The approach encourages you to bring a range of voices into the conversation and to consider different cultural and social values. Different lived experiences and perceptions of reality are all considered to navigate what the most important things are in a culture, society or organisation.
Individuals and/or teams are brought together to explore the environment and consider the future. This normally takes place in a workshop, and it is recommended that you either do this remotely or face to face, rather than hybrid. You then work through a series of stages, using collaboration tools to input into the sessions.
Activity 16 Riding a bicycle
In the video below, Dr Matt Finch (Associate Fellow, Saïd Business School) explains the Islands in the Sky approach and how it can help with navigating uncertain futures and understanding your transactional relationships with an introduction from Professor Rafael Ramírez.
1. As you watch the video, think about the following question posed by Matt at the end of the video:
How do I go beyond expectation and the things I currently anticipate – even beyond my hopes and fears – to really see how the future could be different, in ways that previously lay in my blind spot? (Extract from Video 14)
Transcript: Video 14 Introduction to Islands in the Sky
Rafael states that this methodology expects action learning, where you give it a try and make a few mistakes, using the riding a bicycle analogy that is similar to this kind of learning – if you fall off, you get back on and try again.
2. Think about the statement by Rafael and the bicycle analogy, and how might this help you be aware of your blind spots. Consider how open to action learning for uncertain futures you are. Then vote in poll below:
How comfortable you feel with this approach will depend on your experience of managing uncertainty and change. In an organisational setting where we often have little control over the strategic direction and organisational objectives, uncertainty can be a common feeling.
This approach can help with managing your feelings towards uncertainty by reframing the context and helping you feel more comfortable with the unknown. Similar to if you learned to ride a bicycle – the first time you tried you had no idea what it would feel like, but as your ability and confidence grows, you are willing to try new things. How many of you tried this as a child, or are even now still trying, to ride your bike with no hands?

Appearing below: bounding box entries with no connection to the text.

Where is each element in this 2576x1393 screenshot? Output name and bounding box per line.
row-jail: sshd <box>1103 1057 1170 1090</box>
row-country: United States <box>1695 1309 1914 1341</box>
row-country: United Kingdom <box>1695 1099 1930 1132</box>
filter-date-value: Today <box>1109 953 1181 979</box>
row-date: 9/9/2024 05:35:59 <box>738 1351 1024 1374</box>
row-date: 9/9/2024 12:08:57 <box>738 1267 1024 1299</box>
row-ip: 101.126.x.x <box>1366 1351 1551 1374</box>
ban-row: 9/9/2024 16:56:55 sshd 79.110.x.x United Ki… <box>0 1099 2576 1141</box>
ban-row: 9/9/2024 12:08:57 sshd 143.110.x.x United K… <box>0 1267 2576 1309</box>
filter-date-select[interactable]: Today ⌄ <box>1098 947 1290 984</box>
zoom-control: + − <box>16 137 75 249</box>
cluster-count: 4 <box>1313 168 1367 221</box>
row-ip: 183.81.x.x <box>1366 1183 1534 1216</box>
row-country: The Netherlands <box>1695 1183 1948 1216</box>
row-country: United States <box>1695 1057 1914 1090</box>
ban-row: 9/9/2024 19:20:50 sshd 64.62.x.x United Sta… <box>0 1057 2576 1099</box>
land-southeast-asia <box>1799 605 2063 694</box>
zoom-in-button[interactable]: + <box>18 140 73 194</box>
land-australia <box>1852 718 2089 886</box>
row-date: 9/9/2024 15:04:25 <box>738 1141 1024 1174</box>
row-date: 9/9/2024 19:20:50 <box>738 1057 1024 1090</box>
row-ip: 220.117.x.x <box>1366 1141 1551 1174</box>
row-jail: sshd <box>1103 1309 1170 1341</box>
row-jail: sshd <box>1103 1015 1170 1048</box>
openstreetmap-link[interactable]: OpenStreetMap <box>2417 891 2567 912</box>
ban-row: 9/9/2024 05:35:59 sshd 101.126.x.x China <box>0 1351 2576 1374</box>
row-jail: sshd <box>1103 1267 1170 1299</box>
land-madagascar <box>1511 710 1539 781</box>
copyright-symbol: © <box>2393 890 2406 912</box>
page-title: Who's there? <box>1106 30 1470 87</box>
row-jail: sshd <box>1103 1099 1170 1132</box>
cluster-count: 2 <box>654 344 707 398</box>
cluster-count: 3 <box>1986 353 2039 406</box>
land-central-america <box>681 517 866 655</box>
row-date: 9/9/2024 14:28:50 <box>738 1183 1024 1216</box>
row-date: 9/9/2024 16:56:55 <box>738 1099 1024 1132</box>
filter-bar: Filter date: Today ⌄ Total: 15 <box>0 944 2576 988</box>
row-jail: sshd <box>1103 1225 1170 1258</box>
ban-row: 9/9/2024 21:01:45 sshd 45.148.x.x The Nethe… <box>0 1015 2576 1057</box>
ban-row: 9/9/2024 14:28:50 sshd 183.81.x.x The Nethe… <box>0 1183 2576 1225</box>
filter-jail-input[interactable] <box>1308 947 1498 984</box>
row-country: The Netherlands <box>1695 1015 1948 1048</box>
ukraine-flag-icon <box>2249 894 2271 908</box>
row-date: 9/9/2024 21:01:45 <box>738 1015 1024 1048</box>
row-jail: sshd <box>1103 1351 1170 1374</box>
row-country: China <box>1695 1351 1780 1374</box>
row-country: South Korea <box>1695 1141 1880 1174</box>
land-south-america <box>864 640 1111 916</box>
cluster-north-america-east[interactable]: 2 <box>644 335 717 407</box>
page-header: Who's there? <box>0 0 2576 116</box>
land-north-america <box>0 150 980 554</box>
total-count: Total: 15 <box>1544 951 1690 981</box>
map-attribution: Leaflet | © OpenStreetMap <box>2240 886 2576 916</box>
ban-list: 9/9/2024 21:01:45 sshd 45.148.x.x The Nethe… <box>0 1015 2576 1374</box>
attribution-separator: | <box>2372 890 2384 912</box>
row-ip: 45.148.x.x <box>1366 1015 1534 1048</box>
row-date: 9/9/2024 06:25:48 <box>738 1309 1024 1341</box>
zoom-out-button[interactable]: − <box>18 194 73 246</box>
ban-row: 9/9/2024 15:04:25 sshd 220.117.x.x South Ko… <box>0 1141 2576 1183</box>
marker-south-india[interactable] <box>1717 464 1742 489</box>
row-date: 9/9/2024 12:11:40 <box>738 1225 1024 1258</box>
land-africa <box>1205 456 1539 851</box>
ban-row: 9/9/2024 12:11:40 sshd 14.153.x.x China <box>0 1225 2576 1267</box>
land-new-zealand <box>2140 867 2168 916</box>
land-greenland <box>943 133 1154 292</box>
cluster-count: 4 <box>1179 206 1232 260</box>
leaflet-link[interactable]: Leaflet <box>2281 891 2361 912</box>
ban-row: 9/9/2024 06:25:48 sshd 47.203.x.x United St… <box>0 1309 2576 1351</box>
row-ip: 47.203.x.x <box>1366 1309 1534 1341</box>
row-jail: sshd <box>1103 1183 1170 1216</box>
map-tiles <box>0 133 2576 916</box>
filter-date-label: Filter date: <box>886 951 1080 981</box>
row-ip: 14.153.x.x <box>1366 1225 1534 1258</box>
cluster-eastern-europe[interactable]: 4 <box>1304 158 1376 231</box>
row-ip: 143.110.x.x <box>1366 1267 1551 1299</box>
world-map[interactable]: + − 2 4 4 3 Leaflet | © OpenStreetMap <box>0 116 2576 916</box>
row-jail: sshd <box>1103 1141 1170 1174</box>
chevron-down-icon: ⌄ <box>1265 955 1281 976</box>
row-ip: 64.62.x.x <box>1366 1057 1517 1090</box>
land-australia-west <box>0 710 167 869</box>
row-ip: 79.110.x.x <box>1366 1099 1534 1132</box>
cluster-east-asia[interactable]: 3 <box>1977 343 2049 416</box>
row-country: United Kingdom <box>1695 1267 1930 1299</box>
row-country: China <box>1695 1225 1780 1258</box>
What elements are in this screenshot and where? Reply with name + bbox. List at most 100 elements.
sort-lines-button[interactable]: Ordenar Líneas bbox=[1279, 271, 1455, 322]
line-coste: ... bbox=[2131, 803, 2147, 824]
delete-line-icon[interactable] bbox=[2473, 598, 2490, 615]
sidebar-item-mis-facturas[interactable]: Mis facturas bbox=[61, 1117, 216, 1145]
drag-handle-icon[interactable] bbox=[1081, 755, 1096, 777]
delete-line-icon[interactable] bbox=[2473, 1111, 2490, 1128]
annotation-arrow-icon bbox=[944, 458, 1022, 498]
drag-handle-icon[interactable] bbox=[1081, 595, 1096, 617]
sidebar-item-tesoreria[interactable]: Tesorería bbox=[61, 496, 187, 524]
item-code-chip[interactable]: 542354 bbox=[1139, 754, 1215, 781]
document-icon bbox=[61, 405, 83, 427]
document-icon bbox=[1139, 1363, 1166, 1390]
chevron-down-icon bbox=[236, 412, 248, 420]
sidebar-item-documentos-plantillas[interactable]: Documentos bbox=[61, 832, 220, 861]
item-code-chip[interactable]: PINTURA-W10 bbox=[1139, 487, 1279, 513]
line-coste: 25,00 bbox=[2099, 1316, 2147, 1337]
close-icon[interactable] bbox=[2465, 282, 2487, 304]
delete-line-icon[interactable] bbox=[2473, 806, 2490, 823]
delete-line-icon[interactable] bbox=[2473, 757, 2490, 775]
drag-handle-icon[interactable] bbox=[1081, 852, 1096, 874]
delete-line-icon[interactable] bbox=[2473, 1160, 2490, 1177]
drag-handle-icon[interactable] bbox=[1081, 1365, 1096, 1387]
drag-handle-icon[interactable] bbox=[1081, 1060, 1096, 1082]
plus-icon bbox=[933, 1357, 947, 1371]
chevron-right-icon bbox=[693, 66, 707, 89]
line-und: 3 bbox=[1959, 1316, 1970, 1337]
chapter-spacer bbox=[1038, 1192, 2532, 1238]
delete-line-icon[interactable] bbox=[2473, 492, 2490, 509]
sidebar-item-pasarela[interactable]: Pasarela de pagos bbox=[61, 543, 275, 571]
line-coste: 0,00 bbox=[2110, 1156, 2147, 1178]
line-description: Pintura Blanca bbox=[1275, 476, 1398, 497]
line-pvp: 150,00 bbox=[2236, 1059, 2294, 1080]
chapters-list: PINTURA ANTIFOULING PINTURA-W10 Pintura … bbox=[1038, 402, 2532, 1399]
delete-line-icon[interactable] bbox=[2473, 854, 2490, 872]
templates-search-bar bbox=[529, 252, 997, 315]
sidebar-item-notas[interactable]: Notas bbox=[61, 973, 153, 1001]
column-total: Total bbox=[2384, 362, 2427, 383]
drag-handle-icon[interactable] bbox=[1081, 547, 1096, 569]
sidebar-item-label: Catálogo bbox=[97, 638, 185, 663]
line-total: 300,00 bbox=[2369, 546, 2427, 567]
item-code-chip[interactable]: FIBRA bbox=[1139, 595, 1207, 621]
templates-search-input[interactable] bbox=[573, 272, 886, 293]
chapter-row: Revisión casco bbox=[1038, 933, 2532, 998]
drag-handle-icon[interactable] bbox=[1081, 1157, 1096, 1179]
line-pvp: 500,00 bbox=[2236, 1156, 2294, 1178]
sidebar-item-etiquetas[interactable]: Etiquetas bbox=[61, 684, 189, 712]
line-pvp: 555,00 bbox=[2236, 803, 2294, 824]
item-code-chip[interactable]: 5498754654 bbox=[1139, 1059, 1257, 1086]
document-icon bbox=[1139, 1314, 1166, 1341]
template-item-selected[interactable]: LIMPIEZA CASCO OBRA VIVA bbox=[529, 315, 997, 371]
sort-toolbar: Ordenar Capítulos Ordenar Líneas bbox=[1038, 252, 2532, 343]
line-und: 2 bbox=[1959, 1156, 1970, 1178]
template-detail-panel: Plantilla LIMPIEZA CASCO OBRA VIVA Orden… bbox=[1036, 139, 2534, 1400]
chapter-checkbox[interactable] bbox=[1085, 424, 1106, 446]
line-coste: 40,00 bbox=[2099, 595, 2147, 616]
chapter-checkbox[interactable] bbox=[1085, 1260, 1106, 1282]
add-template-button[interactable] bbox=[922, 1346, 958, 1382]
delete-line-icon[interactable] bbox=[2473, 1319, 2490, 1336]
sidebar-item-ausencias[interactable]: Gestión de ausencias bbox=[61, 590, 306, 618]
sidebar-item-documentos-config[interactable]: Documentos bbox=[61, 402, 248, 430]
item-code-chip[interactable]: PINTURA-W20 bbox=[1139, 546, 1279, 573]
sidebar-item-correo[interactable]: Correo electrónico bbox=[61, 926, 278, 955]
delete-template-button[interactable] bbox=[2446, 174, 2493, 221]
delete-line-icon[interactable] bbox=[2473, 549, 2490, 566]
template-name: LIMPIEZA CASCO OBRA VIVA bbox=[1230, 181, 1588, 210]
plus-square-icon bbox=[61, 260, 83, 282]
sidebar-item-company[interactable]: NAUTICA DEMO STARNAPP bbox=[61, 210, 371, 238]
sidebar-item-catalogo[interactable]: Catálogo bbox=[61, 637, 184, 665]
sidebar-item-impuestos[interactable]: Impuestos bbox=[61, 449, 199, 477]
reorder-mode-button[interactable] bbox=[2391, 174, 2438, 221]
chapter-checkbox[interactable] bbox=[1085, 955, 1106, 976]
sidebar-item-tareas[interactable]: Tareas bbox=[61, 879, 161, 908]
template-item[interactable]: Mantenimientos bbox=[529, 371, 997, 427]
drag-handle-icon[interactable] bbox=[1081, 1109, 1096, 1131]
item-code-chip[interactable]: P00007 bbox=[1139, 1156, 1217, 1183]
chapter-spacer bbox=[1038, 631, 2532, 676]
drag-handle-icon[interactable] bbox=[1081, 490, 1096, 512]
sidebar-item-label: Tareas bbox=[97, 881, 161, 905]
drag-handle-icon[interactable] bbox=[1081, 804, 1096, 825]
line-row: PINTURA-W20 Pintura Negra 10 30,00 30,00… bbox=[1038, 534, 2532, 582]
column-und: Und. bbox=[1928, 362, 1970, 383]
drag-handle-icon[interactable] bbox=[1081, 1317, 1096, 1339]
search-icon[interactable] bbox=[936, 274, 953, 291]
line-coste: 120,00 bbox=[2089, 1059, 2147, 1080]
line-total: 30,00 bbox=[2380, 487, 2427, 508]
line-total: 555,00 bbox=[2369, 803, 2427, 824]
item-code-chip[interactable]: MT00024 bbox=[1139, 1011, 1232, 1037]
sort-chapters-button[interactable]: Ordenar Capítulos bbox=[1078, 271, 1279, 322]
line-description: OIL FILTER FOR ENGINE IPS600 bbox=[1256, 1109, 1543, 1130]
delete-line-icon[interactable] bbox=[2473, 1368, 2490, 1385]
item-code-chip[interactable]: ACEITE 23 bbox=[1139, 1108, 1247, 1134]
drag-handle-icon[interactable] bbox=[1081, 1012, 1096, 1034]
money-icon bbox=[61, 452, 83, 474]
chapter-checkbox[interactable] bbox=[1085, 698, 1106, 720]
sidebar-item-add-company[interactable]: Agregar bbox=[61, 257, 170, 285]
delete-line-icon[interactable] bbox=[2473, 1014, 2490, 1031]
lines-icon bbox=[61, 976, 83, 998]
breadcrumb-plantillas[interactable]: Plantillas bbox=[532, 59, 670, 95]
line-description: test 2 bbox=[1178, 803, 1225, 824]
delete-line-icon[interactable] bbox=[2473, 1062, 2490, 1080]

In the introduction to Islands in the Sky, Matt and Rafael discuss the need to consider your transactional relationships, against a backdrop of rapid change and uncertainty, where you can’t see what tomorrow is going to hold. They refer to ‘TUNA’ conditions – turbulence, uncertainty, novelty and ambiguity. You started thinking about these in Activity 16. Below, Table 6 provides more information about TUNA conditions. These conditions take a systems thinking approach and can enable teams/organisations to develop their situational awareness, and better understand the context they are operating in to create a better future.
|Turbulence||Uncertainty||Novelty (& unique)||Ambiguity|
|Speed of change, with high complexity and uncertainty.||Uncertainty is unpredictable, disruptive and can be uncontrollable.||Response to situations that are both imaginable and unimaginable that require new concepts, technologies and approaches.||Managing and understanding different interpretations of situations, often when there is little or contradictory information available.|
In Video 15 ‘Working with uncertainty’, Dr Matt Finch explains that when we are operating in times of unpredictable uncertainty, and we cannot draw on data or our experience of similar situations, then we have to find vantage points from which to draw.